Roberts Batson

batson

Trailblazer Award

With the Pride Tourism Network and the Gay Heritage Tour, Emmy nominee Roberts Batson draws upon his wide experience as writer, performer, tour guide, teacher, political strategist, and community activist

For over thirty, years, he has worked to build a strong LGBT community. In the 70s, he provided the leadership to build the foundations of gay politics in Louisiana, becoming Founding Co-Chair of LAGPAC in 1980, and to create the Louisiana State Gay Conference in 1981. Shortly afterwards, he was a founding member of the NO/AIDS Task Force. Over the years he has raised money for all of those organizations, as well as for the Crescent City Coalition, New Orleans Pride, ACLU, PFLAG, AIDSLaw, the LGBT Center of New Orleans, and a number of political candidates.

To help fund local HIV/AIDS and LGBT community organizations in post-Katrina New Orleans, he founded DecaFest, an entertainment festival presented at Labor Day.

Batson was an organizer of the effort to pass a New Orleans gay rights ordinance. He was elected as an openly gay member of the Orleans Parish Democratic Committee and as an openly gay delegate to three Louisiana State Democratic Conventions. His achievements have been recognized with the Outstanding Service in Politics Award from the Louisiana Counil for Equal Rights in 1991, the LAGPAC Founders Commendation in 1995, and the Community Spirit Award in 2006. He was named Honored Citizen by IMPACT News in 1997. That year he was chosen Grand Marshal for the Pride Parade and was voted Man of the Year by the Gay Appreciation Awards.

His knowledge of civil rights and minority culture is manifest in his participation in the restoration of the tomb of civil rights pioneer Homer Plessey in New Orleans St. Louis Cemetery #1, and in his prominence as a writer and lecturer on the essential role of Afro-Caribbean culture in New Orleans history.

Batson began his New Orleans tourism career in 1981 as operations director for Meeting New Orleans, a destination management company. While executive director of a tour company in 1984, he became a licensed tour guide. As Assistand Director of Continuing Education at the University of New Orleans, he designed a professional tour guide certification program and wrote the New Orleans history curriculum for their taxi drivers training program.

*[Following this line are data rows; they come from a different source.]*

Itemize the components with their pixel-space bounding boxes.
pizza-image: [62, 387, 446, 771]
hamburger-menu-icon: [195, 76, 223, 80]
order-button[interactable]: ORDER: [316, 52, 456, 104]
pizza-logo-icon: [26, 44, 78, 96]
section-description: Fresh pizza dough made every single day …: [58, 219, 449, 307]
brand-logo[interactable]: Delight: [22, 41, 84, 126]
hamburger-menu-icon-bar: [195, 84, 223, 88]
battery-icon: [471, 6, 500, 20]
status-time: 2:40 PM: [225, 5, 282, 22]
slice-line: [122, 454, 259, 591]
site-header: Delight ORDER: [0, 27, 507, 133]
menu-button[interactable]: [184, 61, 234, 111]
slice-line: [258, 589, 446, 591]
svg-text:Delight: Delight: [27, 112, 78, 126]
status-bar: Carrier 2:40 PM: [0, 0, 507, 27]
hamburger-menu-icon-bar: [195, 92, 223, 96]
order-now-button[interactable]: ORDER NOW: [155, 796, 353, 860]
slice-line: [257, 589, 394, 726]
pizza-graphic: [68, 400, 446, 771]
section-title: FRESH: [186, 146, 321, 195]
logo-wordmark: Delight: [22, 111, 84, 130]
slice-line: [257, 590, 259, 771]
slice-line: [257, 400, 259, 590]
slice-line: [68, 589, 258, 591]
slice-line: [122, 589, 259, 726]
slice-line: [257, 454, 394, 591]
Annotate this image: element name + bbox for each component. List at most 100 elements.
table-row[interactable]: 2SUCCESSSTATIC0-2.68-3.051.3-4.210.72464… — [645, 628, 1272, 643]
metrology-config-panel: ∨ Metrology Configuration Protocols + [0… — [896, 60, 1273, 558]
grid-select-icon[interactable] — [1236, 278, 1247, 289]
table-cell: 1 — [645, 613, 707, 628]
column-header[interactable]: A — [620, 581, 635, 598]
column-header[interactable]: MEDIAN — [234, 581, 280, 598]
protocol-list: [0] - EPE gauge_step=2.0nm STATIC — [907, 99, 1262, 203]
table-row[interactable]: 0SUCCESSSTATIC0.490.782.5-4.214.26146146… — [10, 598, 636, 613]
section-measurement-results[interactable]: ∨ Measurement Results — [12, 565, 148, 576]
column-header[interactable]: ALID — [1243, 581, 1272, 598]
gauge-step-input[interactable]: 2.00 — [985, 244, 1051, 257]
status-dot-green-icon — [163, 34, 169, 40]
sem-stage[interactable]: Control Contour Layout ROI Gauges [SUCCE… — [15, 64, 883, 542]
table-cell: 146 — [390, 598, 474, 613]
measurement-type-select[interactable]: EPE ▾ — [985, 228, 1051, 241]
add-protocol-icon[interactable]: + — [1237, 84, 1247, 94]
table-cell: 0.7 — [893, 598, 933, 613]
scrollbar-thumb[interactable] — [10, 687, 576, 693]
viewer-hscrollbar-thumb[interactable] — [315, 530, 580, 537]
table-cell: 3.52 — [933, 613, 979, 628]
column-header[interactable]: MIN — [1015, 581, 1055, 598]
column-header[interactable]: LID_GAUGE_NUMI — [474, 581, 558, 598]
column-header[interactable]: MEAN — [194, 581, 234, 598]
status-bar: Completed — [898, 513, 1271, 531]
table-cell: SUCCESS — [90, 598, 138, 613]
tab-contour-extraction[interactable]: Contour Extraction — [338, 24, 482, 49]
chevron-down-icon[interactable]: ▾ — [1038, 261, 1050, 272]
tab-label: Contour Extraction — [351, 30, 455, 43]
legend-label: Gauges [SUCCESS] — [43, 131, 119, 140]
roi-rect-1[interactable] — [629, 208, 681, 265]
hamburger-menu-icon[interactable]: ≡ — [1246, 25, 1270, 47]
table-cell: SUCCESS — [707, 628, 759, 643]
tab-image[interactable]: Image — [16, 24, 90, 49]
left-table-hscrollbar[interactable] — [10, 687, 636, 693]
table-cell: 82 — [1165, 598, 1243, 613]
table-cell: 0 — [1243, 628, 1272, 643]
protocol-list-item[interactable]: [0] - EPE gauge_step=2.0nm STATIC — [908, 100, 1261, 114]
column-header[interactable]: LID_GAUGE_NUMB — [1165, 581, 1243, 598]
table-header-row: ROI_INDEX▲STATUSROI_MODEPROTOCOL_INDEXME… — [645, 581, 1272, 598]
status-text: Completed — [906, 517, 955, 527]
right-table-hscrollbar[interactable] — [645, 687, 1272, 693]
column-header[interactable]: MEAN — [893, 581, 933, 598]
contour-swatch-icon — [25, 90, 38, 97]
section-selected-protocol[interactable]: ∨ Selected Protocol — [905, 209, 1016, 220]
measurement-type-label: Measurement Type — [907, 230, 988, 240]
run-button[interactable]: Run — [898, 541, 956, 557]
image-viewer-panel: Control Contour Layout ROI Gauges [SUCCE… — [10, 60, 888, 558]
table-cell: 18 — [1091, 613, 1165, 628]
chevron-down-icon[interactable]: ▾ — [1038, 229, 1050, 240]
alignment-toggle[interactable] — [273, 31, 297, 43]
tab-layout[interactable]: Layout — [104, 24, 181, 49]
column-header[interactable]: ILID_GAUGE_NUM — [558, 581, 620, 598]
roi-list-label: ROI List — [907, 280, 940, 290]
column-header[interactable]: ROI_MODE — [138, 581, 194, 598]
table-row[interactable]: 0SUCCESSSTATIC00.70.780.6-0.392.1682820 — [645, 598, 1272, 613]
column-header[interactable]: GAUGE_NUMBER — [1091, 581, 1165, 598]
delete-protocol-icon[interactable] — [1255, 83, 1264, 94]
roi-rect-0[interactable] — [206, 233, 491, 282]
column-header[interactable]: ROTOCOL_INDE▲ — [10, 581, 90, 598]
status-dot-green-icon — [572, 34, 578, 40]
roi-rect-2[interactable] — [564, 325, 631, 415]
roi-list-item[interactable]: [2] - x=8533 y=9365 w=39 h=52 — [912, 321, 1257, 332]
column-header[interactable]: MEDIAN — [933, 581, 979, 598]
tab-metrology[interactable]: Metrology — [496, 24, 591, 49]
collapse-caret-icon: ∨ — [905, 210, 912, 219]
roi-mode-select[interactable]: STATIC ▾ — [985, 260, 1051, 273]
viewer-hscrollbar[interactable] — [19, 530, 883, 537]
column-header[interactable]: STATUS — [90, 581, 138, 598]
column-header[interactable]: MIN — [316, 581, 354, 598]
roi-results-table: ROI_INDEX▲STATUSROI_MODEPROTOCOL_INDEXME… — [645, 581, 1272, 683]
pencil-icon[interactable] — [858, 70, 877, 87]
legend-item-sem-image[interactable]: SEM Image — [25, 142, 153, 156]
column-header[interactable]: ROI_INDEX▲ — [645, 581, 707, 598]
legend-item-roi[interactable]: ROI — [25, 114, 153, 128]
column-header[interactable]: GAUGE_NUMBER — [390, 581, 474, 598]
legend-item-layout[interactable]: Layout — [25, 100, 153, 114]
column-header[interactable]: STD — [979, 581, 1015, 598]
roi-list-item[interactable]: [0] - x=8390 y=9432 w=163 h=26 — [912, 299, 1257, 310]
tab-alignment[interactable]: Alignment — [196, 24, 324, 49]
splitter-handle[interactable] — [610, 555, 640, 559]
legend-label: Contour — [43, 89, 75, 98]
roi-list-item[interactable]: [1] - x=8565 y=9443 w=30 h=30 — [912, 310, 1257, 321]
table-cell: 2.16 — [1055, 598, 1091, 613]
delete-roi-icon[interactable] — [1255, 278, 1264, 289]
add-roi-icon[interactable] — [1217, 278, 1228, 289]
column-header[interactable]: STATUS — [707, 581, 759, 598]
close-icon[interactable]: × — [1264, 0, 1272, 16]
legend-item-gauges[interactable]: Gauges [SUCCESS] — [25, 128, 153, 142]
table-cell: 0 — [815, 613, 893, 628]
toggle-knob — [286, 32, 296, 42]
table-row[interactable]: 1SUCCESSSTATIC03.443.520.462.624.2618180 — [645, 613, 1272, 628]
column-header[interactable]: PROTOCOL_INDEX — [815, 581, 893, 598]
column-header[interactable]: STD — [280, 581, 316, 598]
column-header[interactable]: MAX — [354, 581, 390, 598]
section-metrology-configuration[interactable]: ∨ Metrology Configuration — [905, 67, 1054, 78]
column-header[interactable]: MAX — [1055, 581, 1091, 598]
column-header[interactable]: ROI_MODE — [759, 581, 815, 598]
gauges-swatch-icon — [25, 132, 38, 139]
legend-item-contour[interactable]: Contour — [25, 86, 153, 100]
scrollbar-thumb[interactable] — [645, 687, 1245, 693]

He is the author of more than 400 published articles on New Orleans history, contemporary culture, and theatre for publications such as Impace News, Time Out, After Dark, Outlines, Gambit Weekly, Around the Clock, Southern Voice, The Louisiana Weekly, Whiz, New Orleans Magazine, Preservation in Print, and glbtq.com. He has received Sigma Delta Chi and Vice Versa journalism awards and the Marigny Bywater Current named him Notable Writer in 2003. The Louisiana Civil Court system has designated him an expert on New Orleans history, an expertise demonstrated in his appearance in a series of documentaries produced by WYES-TV.

Batson’s theatrical credits number over a hundred productions as actor, director, writer, producer, and designer. He appeared in the film “Three in the Attic,” and on national television in the U.S., Canada, and France. His Louisiana Scandals Tour was filmed by the BBC and was seen throughout the world – from Singapore to the Sahara.

Theater administration experience includes apointments as Director of Theatre at Southeastern Louisiana University and as Manager of the New Orleans Municipal Auditorium. In 2001, he became a voting member of the Big Easy Awards Theatre Selection Committee.

His record-breaking show, Amazing Place, this New Orleans is the city’s longest-running one-man play. His performance in the show received a regional Emmy nomination in 2007.

Batson received a Bachelor of Fine Arts and Master’s Degrees in theatre and communications from the University of North Carolina at Chapel Hill and pursuid additional advanced training at Southern Methodis University and LSU-Baton Rouge. He taught at Southeastern Louisiana University and Phillips Junior College, where he also served as Associate Dean.

In 1996, he founded the Bienville Foundation and serves as its president. In 2015 he created the Pride Tourism Network, a cultural tourism project of the Foundation, whose mission is the promote LGBT tourism.

NOAGE is proud to honor Mr. Batson with the first Trailblazer Award for his life-ton service to the LGBT community in New Orleans.